An afternoon view of one of our best anchorages. This is Love Cove at the end of Townsend Gut.
I could have spent a week here exploring all the side creeks and sloughs. The water was flat calm.
The trees forested the shoreline, the slough was private, and it just seemed to invite "Silver Heels" in for a stay.

About our eighth favorite anchorage, Jewell Isle. The anchorage was crowded with other boats, and it had noisy Atlantic
surf on the island's other side. It was a narrow crevice of water that didn't allow proper anchor
line scope. Still it was nice.

"Silver Heels' " main halyard, or main sheet throat halyard. We're at Center Harbor. Not an
exciting sailing picture, I know, but I liked the color of bronze, spruce, three
strand line and Chatto Island in the background!

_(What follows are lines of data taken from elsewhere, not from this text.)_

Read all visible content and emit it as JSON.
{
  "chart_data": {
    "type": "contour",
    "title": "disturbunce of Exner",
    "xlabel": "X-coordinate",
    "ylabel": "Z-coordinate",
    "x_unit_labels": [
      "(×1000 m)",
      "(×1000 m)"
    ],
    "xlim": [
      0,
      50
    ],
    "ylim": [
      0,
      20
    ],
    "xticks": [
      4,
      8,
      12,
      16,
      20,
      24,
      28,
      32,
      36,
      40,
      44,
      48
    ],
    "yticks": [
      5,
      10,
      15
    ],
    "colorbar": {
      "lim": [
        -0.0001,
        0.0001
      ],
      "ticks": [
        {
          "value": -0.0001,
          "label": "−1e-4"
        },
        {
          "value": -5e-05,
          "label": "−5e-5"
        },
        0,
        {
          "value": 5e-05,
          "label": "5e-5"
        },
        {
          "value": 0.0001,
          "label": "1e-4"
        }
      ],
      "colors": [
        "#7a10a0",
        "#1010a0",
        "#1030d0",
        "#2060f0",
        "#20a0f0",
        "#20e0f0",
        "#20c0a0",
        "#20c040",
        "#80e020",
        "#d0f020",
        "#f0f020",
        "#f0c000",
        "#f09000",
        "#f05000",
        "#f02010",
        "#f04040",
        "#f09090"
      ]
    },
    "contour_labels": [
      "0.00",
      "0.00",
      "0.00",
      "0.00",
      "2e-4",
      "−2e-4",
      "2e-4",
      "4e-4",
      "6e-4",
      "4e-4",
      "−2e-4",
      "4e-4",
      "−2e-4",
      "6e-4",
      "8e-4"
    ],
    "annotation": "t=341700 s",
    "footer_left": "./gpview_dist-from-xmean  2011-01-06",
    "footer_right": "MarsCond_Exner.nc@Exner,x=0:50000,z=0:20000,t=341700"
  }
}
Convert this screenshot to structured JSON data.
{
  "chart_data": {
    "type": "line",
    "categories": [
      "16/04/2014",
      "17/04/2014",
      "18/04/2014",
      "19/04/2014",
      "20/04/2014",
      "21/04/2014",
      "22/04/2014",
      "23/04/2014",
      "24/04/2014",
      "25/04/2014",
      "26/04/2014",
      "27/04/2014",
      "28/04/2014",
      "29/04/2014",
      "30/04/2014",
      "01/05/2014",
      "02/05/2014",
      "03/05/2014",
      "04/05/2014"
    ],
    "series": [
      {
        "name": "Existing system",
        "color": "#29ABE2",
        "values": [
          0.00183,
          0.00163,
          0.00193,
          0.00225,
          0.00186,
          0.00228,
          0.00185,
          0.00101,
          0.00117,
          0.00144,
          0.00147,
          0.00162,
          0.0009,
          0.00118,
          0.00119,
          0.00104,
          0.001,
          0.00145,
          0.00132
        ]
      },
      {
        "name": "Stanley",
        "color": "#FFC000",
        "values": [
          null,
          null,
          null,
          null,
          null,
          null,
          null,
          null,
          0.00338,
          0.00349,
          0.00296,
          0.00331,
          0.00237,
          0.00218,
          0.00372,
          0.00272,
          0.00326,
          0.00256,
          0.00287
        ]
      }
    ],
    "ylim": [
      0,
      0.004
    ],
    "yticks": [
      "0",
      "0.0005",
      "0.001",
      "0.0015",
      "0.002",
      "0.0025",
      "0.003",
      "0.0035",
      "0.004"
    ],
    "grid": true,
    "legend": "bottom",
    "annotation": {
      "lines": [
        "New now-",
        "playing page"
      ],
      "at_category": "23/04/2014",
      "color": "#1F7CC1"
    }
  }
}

A nice day off the Atlantic coastline. Those three hooks in the deck in the photo's lower right
are called sway hooks. On the coastal schooners, winches were not common on smaller boats and halyards were "sweated"
to proper tension. Power to raise a heavy sail was gained by rope tackles fastened to the head of the sail with a purchase of three or
four to one. The bitter end of the line from the sail's lifting halyard would be led down and around a sway
hook. Once around a sway hook, the line could be pulled to the side as a bowman (bowperson?) pulls a bowstring.
When some line had been gained, it would be urged down toward the sway hook and the excess pulled
taut by a helper pulling upward on the line at the other side of the sway hook. This works well and can be actually
done to some degree by a single person at the line.